= Chronological Classics =

French compilation album series

The Chronological Classics series consists of 965 jazz compact discs compiled by Gilles Pétard in France. Classics Records was a record company and label founded by Pétard in Paris around 1989. The company also reissued recordings by Rhythm & blues artists in a series which ran to 190 CDs.

The label set out to assemble comprehensive collections of jazz recordings by hundreds of artists previously issued on 78 rpm records (according to European copyright laws, recordings enter the public domain after 50 years) and issue them on compact disc. The series was issued with discographical details and colour-coordinated packaging. Classics Records concentrated on reissuing American jazz, since American record companies were not issuing early jazz editions on anything like this scale. Classics Records had several European rivals in the early 1990s such as Masters of Jazz and Jazz Archives.

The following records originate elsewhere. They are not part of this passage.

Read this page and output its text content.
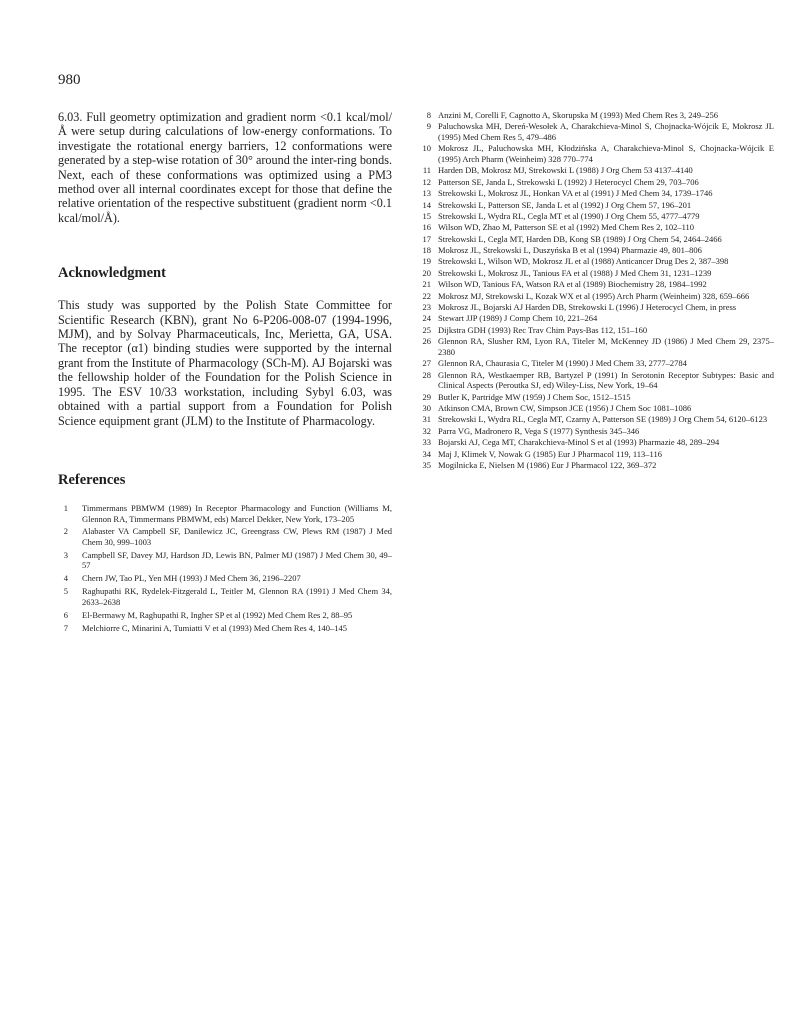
980

6.03. Full geometry optimization and gradient norm <0.1 kcal/mol/Å were setup during calculations of low-energy conformations. To investigate the rotational energy barriers, 12 conformations were generated by a step-wise rotation of 30° around the inter-ring bonds. Next, each of these conformations was optimized using a PM3 method over all internal coordinates except for those that define the relative orientation of the respective substituent (gradient norm <0.1 kcal/mol/Å).

Acknowledgment

This study was supported by the Polish State Committee for Scientific Research (KBN), grant No 6-P206-008-07 (1994-1996, MJM), and by Solvay Pharmaceuticals, Inc, Merietta, GA, USA. The receptor (α1) binding studies were supported by the internal grant from the Institute of Pharmacology (SCh-M). AJ Bojarski was the fellowship holder of the Foundation for the Polish Science in 1995. The ESV 10/33 workstation, including Sybyl 6.03, was obtained with a partial support from a Foundation for Polish Science equipment grant (JLM) to the Institute of Pharmacology.

References
1 Timmermans PBMWM (1989) In Receptor Pharmacology and Function (Williams M, Glennon RA, Timmermans PBMWM, eds) Marcel Dekker, New York, 173–205
2 Alabaster VA Campbell SF, Danilewicz JC, Greengrass CW, Plews RM (1987) J Med Chem 30, 999–1003
3 Campbell SF, Davey MJ, Hardson JD, Lewis BN, Palmer MJ (1987) J Med Chem 30, 49–57
4 Chern JW, Tao PL, Yen MH (1993) J Med Chem 36, 2196–2207
5 Raghupathi RK, Rydelek-Fitzgerald L, Teitler M, Glennon RA (1991) J Med Chem 34, 2633–2638
6 El-Bermawy M, Raghupathi R, Ingher SP et al (1992) Med Chem Res 2, 88–95
7 Melchiorre C, Minarini A, Tumiatti V et al (1993) Med Chem Res 4, 140–145
8 Anzini M, Corelli F, Cagnotto A, Skorupska M (1993) Med Chem Res 3, 249–256
9 Paluchowska MH, Dereń-Wesołek A, Charakchieva-Minol S, Chojnacka-Wójcik E, Mokrosz JL (1995) Med Chem Res 5, 479–486
10 Mokrosz JL, Paluchowska MH, Kłodzińska A, Charakchieva-Minol S, Chojnacka-Wójcik E (1995) Arch Pharm (Weinheim) 328 770–774
11 Harden DB, Mokrosz MJ, Strekowski L (1988) J Org Chem 53 4137–4140
12 Patterson SE, Janda L, Strekowski L (1992) J Heterocycl Chem 29, 703–706
13 Strekowski L, Mokrosz JL, Honkan VA et al (1991) J Med Chem 34, 1739–1746
14 Strekowski L, Patterson SE, Janda L et al (1992) J Org Chem 57, 196–201
15 Strekowski L, Wydra RL, Cegla MT et al (1990) J Org Chem 55, 4777–4779
16 Wilson WD, Zhao M, Patterson SE et al (1992) Med Chem Res 2, 102–110
17 Strekowski L, Cegla MT, Harden DB, Kong SB (1989) J Org Chem 54, 2464–2466
18 Mokrosz JL, Strekowski L, Duszyńska B et al (1994) Pharmazie 49, 801–806
19 Strekowski L, Wilson WD, Mokrosz JL et al (1988) Anticancer Drug Des 2, 387–398
20 Strekowski L, Mokrosz JL, Tanious FA et al (1988) J Med Chem 31, 1231–1239
21 Wilson WD, Tanious FA, Watson RA et al (1989) Biochemistry 28, 1984–1992
22 Mokrosz MJ, Strekowski L, Kozak WX et al (1995) Arch Pharm (Weinheim) 328, 659–666
23 Mokrosz JL, Bojarski AJ Harden DB, Strekowski L (1996) J Heterocycl Chem, in press
24 Stewart JJP (1989) J Comp Chem 10, 221–264
25 Dijkstra GDH (1993) Rec Trav Chim Pays-Bas 112, 151–160
26 Glennon RA, Slusher RM, Lyon RA, Titeler M, McKenney JD (1986) J Med Chem 29, 2375–2380
27 Glennon RA, Chaurasia C, Titeler M (1990) J Med Chem 33, 2777–2784
28 Glennon RA, Westkaemper RB, Bartyzel P (1991) In Serotonin Receptor Subtypes: Basic and Clinical Aspects (Peroutka SJ, ed) Wiley-Liss, New York, 19–64
29 Butler K, Partridge MW (1959) J Chem Soc, 1512–1515
30 Atkinson CMA, Brown CW, Simpson JCE (1956) J Chem Soc 1081–1086
31 Strekowski L, Wydra RL, Cegla MT, Czarny A, Patterson SE (1989) J Org Chem 54, 6120–6123
32 Parra VG, Madronero R, Vega S (1977) Synthesis 345–346
33 Bojarski AJ, Cega MT, Charakchieva-Minol S et al (1993) Pharmazie 48, 289–294
34 Maj J, Klimek V, Nowak G (1985) Eur J Pharmacol 119, 113–116
35 Mogilnicka E, Nielsen M (1986) Eur J Pharmacol 122, 369–372
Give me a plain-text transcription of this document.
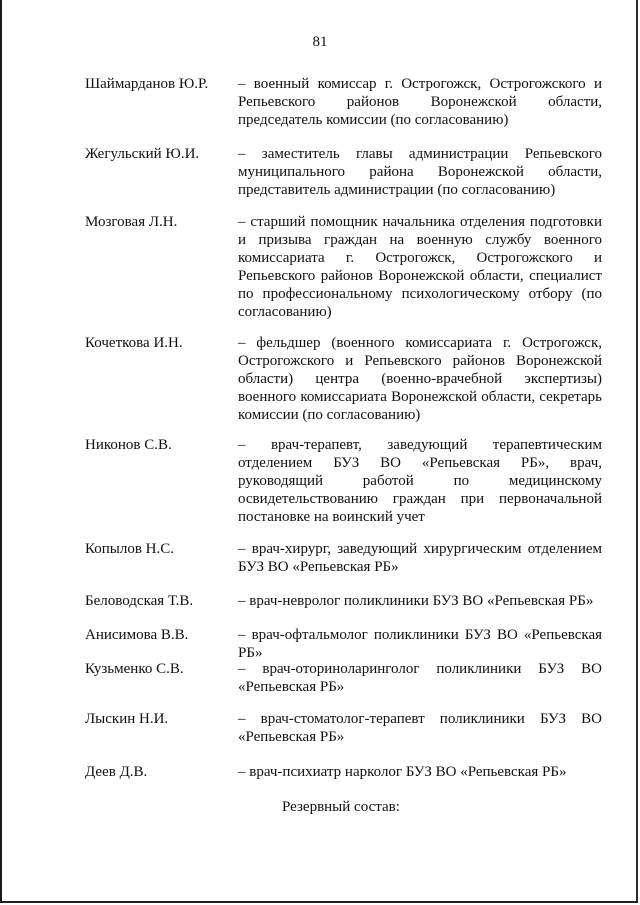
81
Шаймарданов Ю.Р.	– военный комиссар г. Острогожск, Острогожского и Репьевского районов Воронежской области, председатель комиссии (по согласованию)
Жегульский Ю.И.	– заместитель главы администрации Репьевского муниципального района Воронежской области, представитель администрации (по согласованию)
Мозговая Л.Н.	– старший помощник начальника отделения подготовки и призыва граждан на военную службу военного комиссариата г. Острогожск, Острогожского и Репьевского районов Воронежской области, специалист по профессиональному психологическому отбору (по согласованию)
Кочеткова И.Н.	– фельдшер (военного комиссариата г. Острогожск, Острогожского и Репьевского районов Воронежской области) центра (военно-врачебной экспертизы) военного комиссариата Воронежской области, секретарь комиссии (по согласованию)
Никонов С.В.	– врач-терапевт, заведующий терапевтическим отделением БУЗ ВО «Репьевская РБ», врач, руководящий работой по медицинскому освидетельствованию граждан при первоначальной постановке на воинский учет
Копылов Н.С.	– врач-хирург, заведующий хирургическим отделением БУЗ ВО «Репьевская РБ»
Беловодская Т.В.	– врач-невролог поликлиники БУЗ ВО «Репьевская РБ»
Анисимова В.В.	– врач-офтальмолог поликлиники БУЗ ВО «Репьевская РБ»
Кузьменко С.В.	– врач-оториноларинголог поликлиники БУЗ ВО «Репьевская РБ»
Лыскин Н.И.	– врач-стоматолог-терапевт поликлиники БУЗ ВО «Репьевская РБ»
Деев Д.В.	– врач-психиатр нарколог БУЗ ВО «Репьевская РБ»
Резервный состав:
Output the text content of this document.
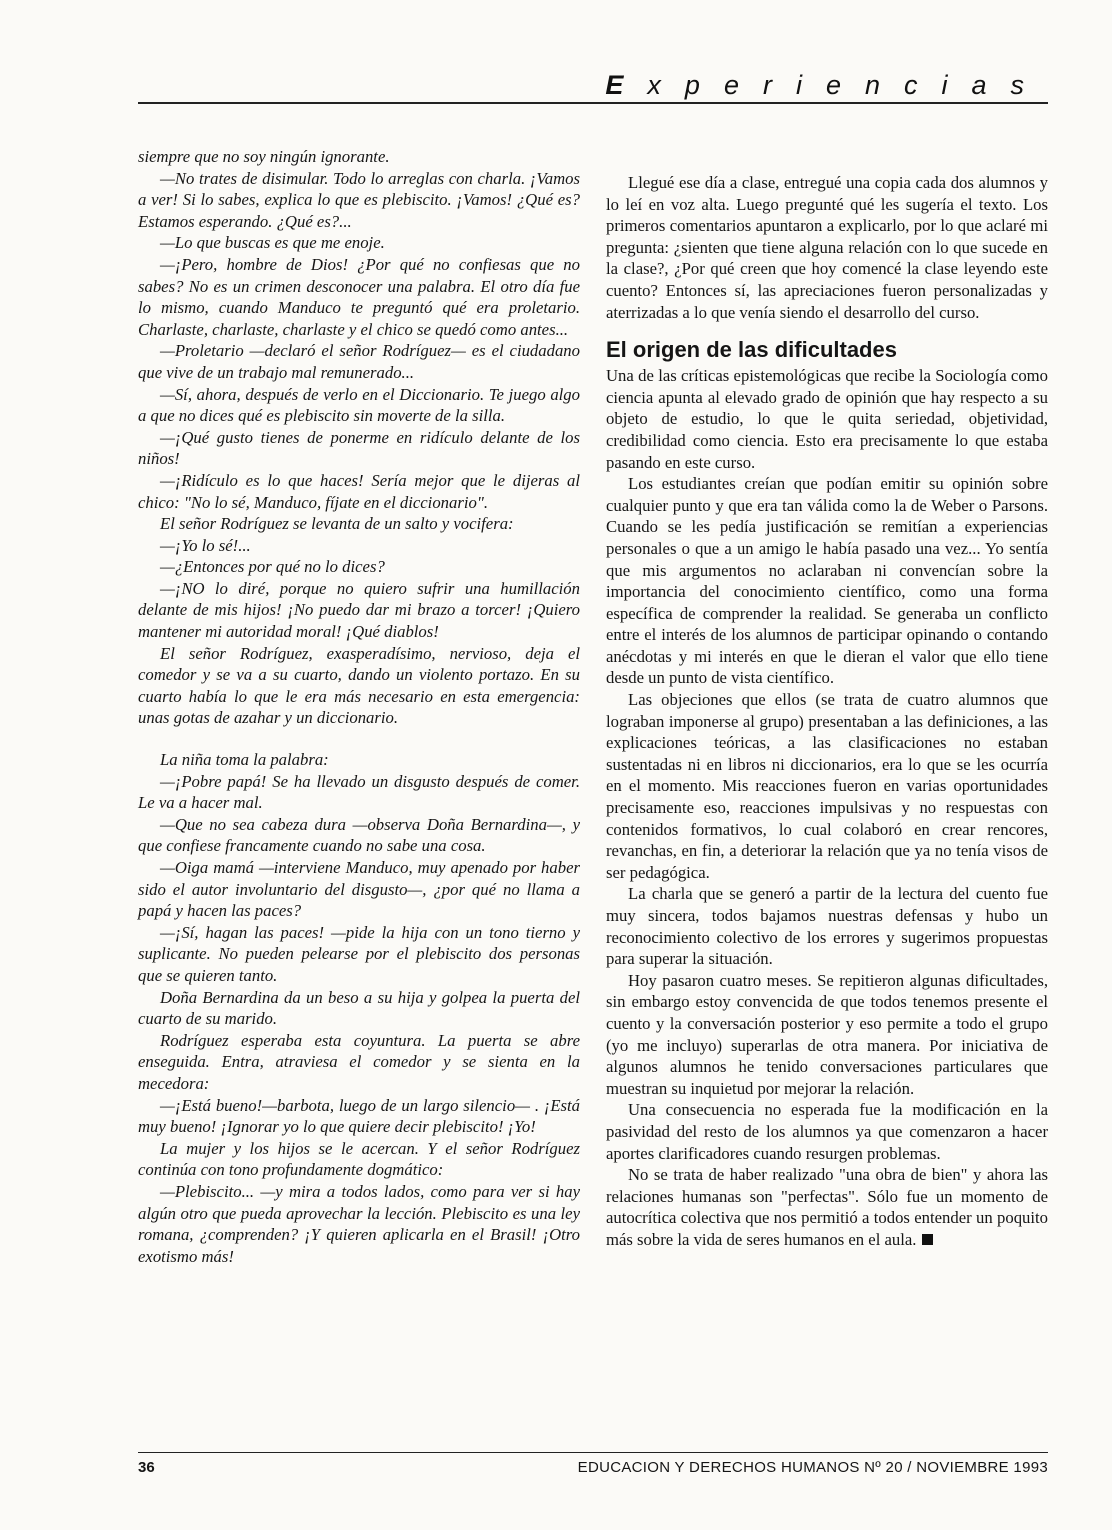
Experiencias

siempre que no soy ningún ignorante.

—No trates de disimular. Todo lo arreglas con charla. ¡Vamos a ver! Si lo sabes, explica lo que es plebiscito. ¡Vamos! ¿Qué es? Estamos esperando. ¿Qué es?...

—Lo que buscas es que me enoje.

—¡Pero, hombre de Dios! ¿Por qué no confiesas que no sabes? No es un crimen desconocer una palabra. El otro día fue lo mismo, cuando Manduco te preguntó qué era proletario. Charlaste, charlaste, charlaste y el chico se quedó como antes...

—Proletario —declaró el señor Rodríguez— es el ciudadano que vive de un trabajo mal remunerado...

—Sí, ahora, después de verlo en el Diccionario. Te juego algo a que no dices qué es plebiscito sin moverte de la silla.

—¡Qué gusto tienes de ponerme en ridículo delante de los niños!

—¡Ridículo es lo que haces! Sería mejor que le dijeras al chico: "No lo sé, Manduco, fíjate en el diccionario".

El señor Rodríguez se levanta de un salto y vocifera:

—¡Yo lo sé!...

—¿Entonces por qué no lo dices?

—¡NO lo diré, porque no quiero sufrir una humillación delante de mis hijos! ¡No puedo dar mi brazo a torcer! ¡Quiero mantener mi autoridad moral! ¡Qué diablos!

El señor Rodríguez, exasperadísimo, nervioso, deja el comedor y se va a su cuarto, dando un violento portazo. En su cuarto había lo que le era más necesario en esta emergencia: unas gotas de azahar y un diccionario.

La niña toma la palabra:

—¡Pobre papá! Se ha llevado un disgusto después de comer. Le va a hacer mal.

—Que no sea cabeza dura —observa Doña Bernardina—, y que confiese francamente cuando no sabe una cosa.

—Oiga mamá —interviene Manduco, muy apenado por haber sido el autor involuntario del disgusto—, ¿por qué no llama a papá y hacen las paces?

—¡Sí, hagan las paces! —pide la hija con un tono tierno y suplicante. No pueden pelearse por el plebiscito dos personas que se quieren tanto.

Doña Bernardina da un beso a su hija y golpea la puerta del cuarto de su marido.

Rodríguez esperaba esta coyuntura. La puerta se abre enseguida. Entra, atraviesa el comedor y se sienta en la mecedora:

—¡Está bueno!—barbota, luego de un largo silencio— . ¡Está muy bueno! ¡Ignorar yo lo que quiere decir plebiscito! ¡Yo!

La mujer y los hijos se le acercan. Y el señor Rodríguez continúa con tono profundamente dogmático:

—Plebiscito... —y mira a todos lados, como para ver si hay algún otro que pueda aprovechar la lección. Plebiscito es una ley romana, ¿comprenden? ¡Y quieren aplicarla en el Brasil! ¡Otro exotismo más!

Llegué ese día a clase, entregué una copia cada dos alumnos y lo leí en voz alta. Luego pregunté qué les sugería el texto. Los primeros comentarios apuntaron a explicarlo, por lo que aclaré mi pregunta: ¿sienten que tiene alguna relación con lo que sucede en la clase?, ¿Por qué creen que hoy comencé la clase leyendo este cuento? Entonces sí, las apreciaciones fueron personalizadas y aterrizadas a lo que venía siendo el desarrollo del curso.

El origen de las dificultades

Una de las críticas epistemológicas que recibe la Sociología como ciencia apunta al elevado grado de opinión que hay respecto a su objeto de estudio, lo que le quita seriedad, objetividad, credibilidad como ciencia. Esto era precisamente lo que estaba pasando en este curso.

Los estudiantes creían que podían emitir su opinión sobre cualquier punto y que era tan válida como la de Weber o Parsons. Cuando se les pedía justificación se remitían a experiencias personales o que a un amigo le había pasado una vez... Yo sentía que mis argumentos no aclaraban ni convencían sobre la importancia del conocimiento científico, como una forma específica de comprender la realidad. Se generaba un conflicto entre el interés de los alumnos de participar opinando o contando anécdotas y mi interés en que le dieran el valor que ello tiene desde un punto de vista científico.

Las objeciones que ellos (se trata de cuatro alumnos que lograban imponerse al grupo) presentaban a las definiciones, a las explicaciones teóricas, a las clasificaciones no estaban sustentadas ni en libros ni diccionarios, era lo que se les ocurría en el momento. Mis reacciones fueron en varias oportunidades precisamente eso, reacciones impulsivas y no respuestas con contenidos formativos, lo cual colaboró en crear rencores, revanchas, en fin, a deteriorar la relación que ya no tenía visos de ser pedagógica.

La charla que se generó a partir de la lectura del cuento fue muy sincera, todos bajamos nuestras defensas y hubo un reconocimiento colectivo de los errores y sugerimos propuestas para superar la situación.

Hoy pasaron cuatro meses. Se repitieron algunas dificultades, sin embargo estoy convencida de que todos tenemos presente el cuento y la conversación posterior y eso permite a todo el grupo (yo me incluyo) superarlas de otra manera. Por iniciativa de algunos alumnos he tenido conversaciones particulares que muestran su inquietud por mejorar la relación.

Una consecuencia no esperada fue la modificación en la pasividad del resto de los alumnos ya que comenzaron a hacer aportes clarificadores cuando resurgen problemas.

No se trata de haber realizado "una obra de bien" y ahora las relaciones humanas son "perfectas". Sólo fue un momento de autocrítica colectiva que nos permitió a todos entender un poquito más sobre la vida de seres humanos en el aula.

36	EDUCACION Y DERECHOS HUMANOS Nº 20 / NOVIEMBRE 1993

The series was initially distributed by subscription, with five issues released each month. The series began with number 500 in December 1989 with Ella Fitzgerald 1935–1937. The series consists of the output of the greatest jazz musicians up to the early 1950s, including Louis Armstrong, Count Basie, Duke Ellington, and Benny Goodman, as well as lesser known artists, such as Jabbo Smith, Claude Hopkins, and Tiny Parham.

The Classics label issued new CDs regularly until 2004, when its original distributor went bankrupt. The back catalogue was then acquired by Abeille Musique, which operated the label until July 2008. Five titles announced for an August 2008 release were never issued. Many of the titles have also been given a digital release under the label 'Complete Jazz Series' and are available on streaming services.

For many years, the cover of the CDs contained a typographical error. Instead of "Chronological", the typo at the top said "Chronogical". This mistake was corrected only in 2005, and a new logotype is used on the disc covers since number 1380 (Dizzy Gillespie 1953).